Additional cash is being made available to tackle a ‘pothole plague’ across the local roads network.

Funding will be made available to council chiefs in both Renfrewshire and East Renfrewshire as part of a £10million cash pot set aside for roads maintenance by the Scottish Government.

The announcement comes after extreme weather conditions dubbed ‘the Beast from the East’ added to the mounting potholes repair backlog in these areas.

Details of the distribution of the cash among Scotland’s 32 local authorities will be agreed with council body Cosla.

Finance Secretary Derek Mackay, who is MSP for Renfrewshire North and West, said roads have suffered from “unprecedented levels of extreme weather in recent months.”

He added: “The severe weather led to local authorities incurring unexpected additional costs to their maintenance budgets.

“By assisting councils to keep our road networks safe and efficient, we’re not only improving conditions for road users, we’re also extending the lifespan of that network – benefitting the wider economy.”

Last month, it was revealed that East Renfrewshire Council (ERC) would need to spend £22million to bring its roads up to scratch.

A spokeswoman for ERC welcomed the additional cash from the Scottish Government.

She said: “Winter weather leads to an increase in potholes and we always work as efficiently as possible to prioritise road and pothole repairs within our available resources.

“Whilst we don’t yet know how much we will be receiving, we understand it will be shared equitably across all councils.”

The move comes after a Citizens’ Panel survey found that less than a third of residents rated East Renfrewshire’s roads as ‘good’ or ‘very good’.

ERC is ranked 25th of 32 Scottish local authorities for the state of its unclassified roads, despite having the best A-class highways.

In a report which went in front of cabinet members last week, ERC’s director of environment Andrew Cahill said the council was looking to ensure that roads are in a “reasonable condition.”

He pointed out there had been a decrease in the number of A and B-class roads that need to be treated, adding: “There was a very slight increase in the percentage of unclassified roads that should be considered for maintenance, however, it should be noted that this result is based on the previous four years’ surveys, with each year being a 10 per cent sample of the unclassified road length.
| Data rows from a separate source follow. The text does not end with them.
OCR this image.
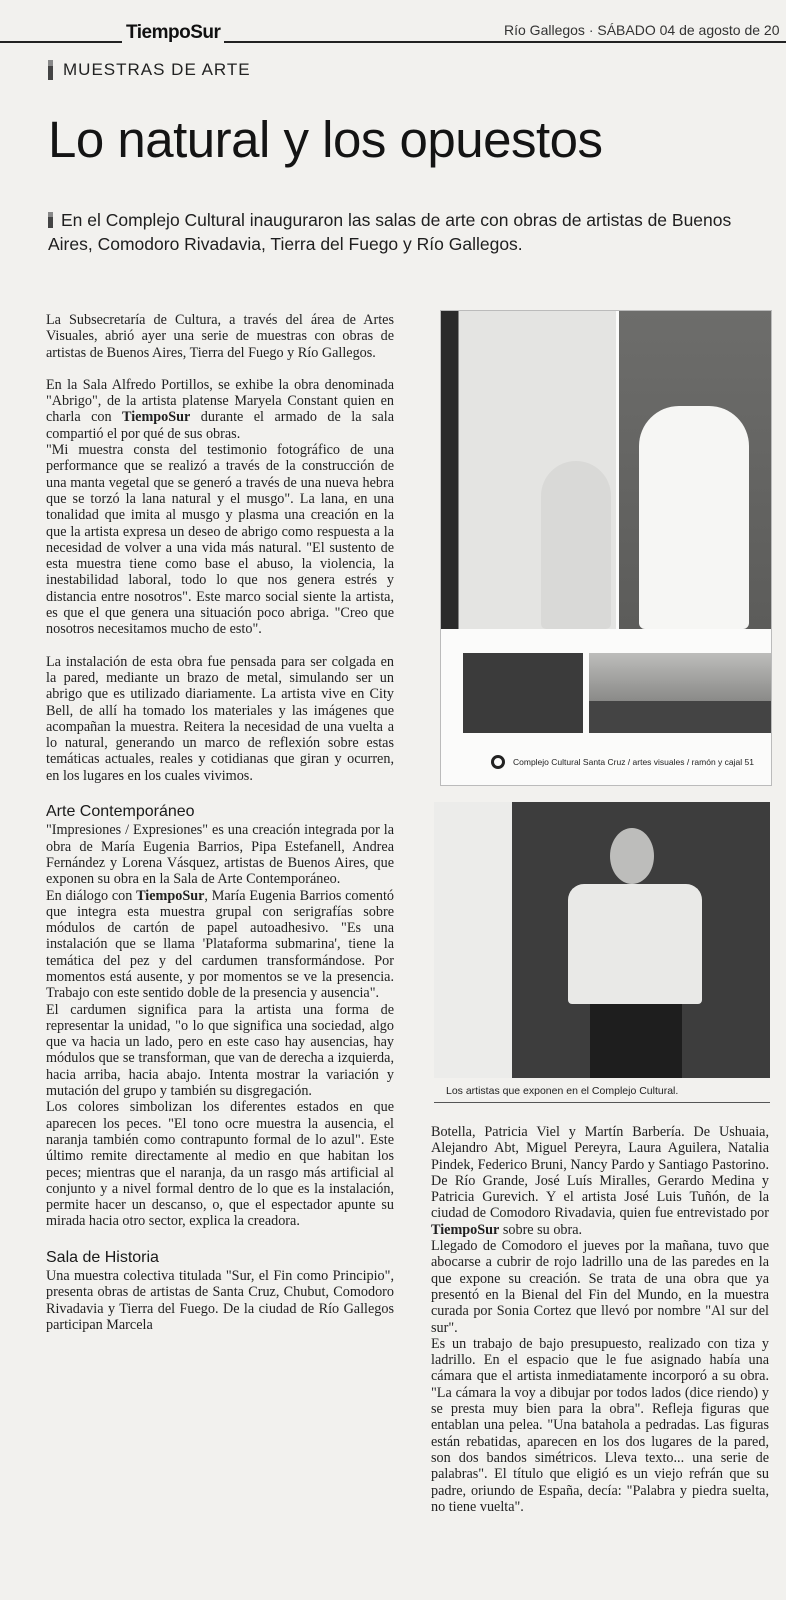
TiempoSur	Río Gallegos · SÁBADO 04 de agosto de 20
MUESTRAS DE ARTE
Lo natural y los opuestos

En el Complejo Cultural inauguraron las salas de arte con obras de artistas de Buenos Aires, Comodoro Rivadavia, Tierra del Fuego y Río Gallegos.

La Subsecretaría de Cultura, a través del área de Artes Visuales, abrió ayer una serie de muestras con obras de artistas de Buenos Aires, Tierra del Fuego y Río Gallegos.

En la Sala Alfredo Portillos, se exhibe la obra denominada "Abrigo", de la artista platense Maryela Constant quien en charla con TiempoSur durante el armado de la sala compartió el por qué de sus obras.

"Mi muestra consta del testimonio fotográfico de una performance que se realizó a través de la construcción de una manta vegetal que se generó a través de una nueva hebra que se torzó la lana natural y el musgo". La lana, en una tonalidad que imita al musgo y plasma una creación en la que la artista expresa un deseo de abrigo como respuesta a la necesidad de volver a una vida más natural. "El sustento de esta muestra tiene como base el abuso, la violencia, la inestabilidad laboral, todo lo que nos genera estrés y distancia entre nosotros". Este marco social siente la artista, es que el que genera una situación poco abriga. "Creo que nosotros necesitamos mucho de esto".

La instalación de esta obra fue pensada para ser colgada en la pared, mediante un brazo de metal, simulando ser un abrigo que es utilizado diariamente. La artista vive en City Bell, de allí ha tomado los materiales y las imágenes que acompañan la muestra. Reitera la necesidad de una vuelta a lo natural, generando un marco de reflexión sobre estas temáticas actuales, reales y cotidianas que giran y ocurren, en los lugares en los cuales vivimos.

Arte Contemporáneo

"Impresiones / Expresiones" es una creación integrada por la obra de María Eugenia Barrios, Pipa Estefanell, Andrea Fernández y Lorena Vásquez, artistas de Buenos Aires, que exponen su obra en la Sala de Arte Contemporáneo.

En diálogo con TiempoSur, María Eugenia Barrios comentó que integra esta muestra grupal con serigrafías sobre módulos de cartón de papel autoadhesivo. "Es una instalación que se llama 'Plataforma submarina', tiene la temática del pez y del cardumen transformándose. Por momentos está ausente, y por momentos se ve la presencia. Trabajo con este sentido doble de la presencia y ausencia".

El cardumen significa para la artista una forma de representar la unidad, "o lo que significa una sociedad, algo que va hacia un lado, pero en este caso hay ausencias, hay módulos que se transforman, que van de derecha a izquierda, hacia arriba, hacia abajo. Intenta mostrar la variación y mutación del grupo y también su disgregación.

Los colores simbolizan los diferentes estados en que aparecen los peces. "El tono ocre muestra la ausencia, el naranja también como contrapunto formal de lo azul". Este último remite directamente al medio en que habitan los peces; mientras que el naranja, da un rasgo más artificial al conjunto y a nivel formal dentro de lo que es la instalación, permite hacer un descanso, o, que el espectador apunte su mirada hacia otro sector, explica la creadora.

Sala de Historia

Una muestra colectiva titulada "Sur, el Fin como Principio", presenta obras de artistas de Santa Cruz, Chubut, Comodoro Rivadavia y Tierra del Fuego. De la ciudad de Río Gallegos participan Marcela

Complejo Cultural Santa Cruz / artes visuales / ramón y cajal 51
Los artistas que exponen en el Complejo Cultural.

Botella, Patricia Viel y Martín Barbería. De Ushuaia, Alejandro Abt, Miguel Pereyra, Laura Aguilera, Natalia Pindek, Federico Bruni, Nancy Pardo y Santiago Pastorino. De Río Grande, José Luís Miralles, Gerardo Medina y Patricia Gurevich. Y el artista José Luis Tuñón, de la ciudad de Comodoro Rivadavia, quien fue entrevistado por TiempoSur sobre su obra.

Llegado de Comodoro el jueves por la mañana, tuvo que abocarse a cubrir de rojo ladrillo una de las paredes en la que expone su creación. Se trata de una obra que ya presentó en la Bienal del Fin del Mundo, en la muestra curada por Sonia Cortez que llevó por nombre "Al sur del sur".

Es un trabajo de bajo presupuesto, realizado con tiza y ladrillo. En el espacio que le fue asignado había una cámara que el artista inmediatamente incorporó a su obra. "La cámara la voy a dibujar por todos lados (dice riendo) y se presta muy bien para la obra". Refleja figuras que entablan una pelea. "Una batahola a pedradas. Las figuras están rebatidas, aparecen en los dos lugares de la pared, son dos bandos simétricos. Lleva texto... una serie de palabras". El título que eligió es un viejo refrán que su padre, oriundo de España, decía: "Palabra y piedra suelta, no tiene vuelta".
“The cost of roads maintenance increased in 2016/17 and significant variation exists between maintenance costs across all councils in terms of rurality, with significantly higher costs in urban areas.

“We are investing a further £1.6m in improving local roads and footpaths in 2017/18 in response to low levels of public satisfaction as rated by our Citizens’ Panel.

“The council will also be investing £11m in roads improvement projects over the next eight years.”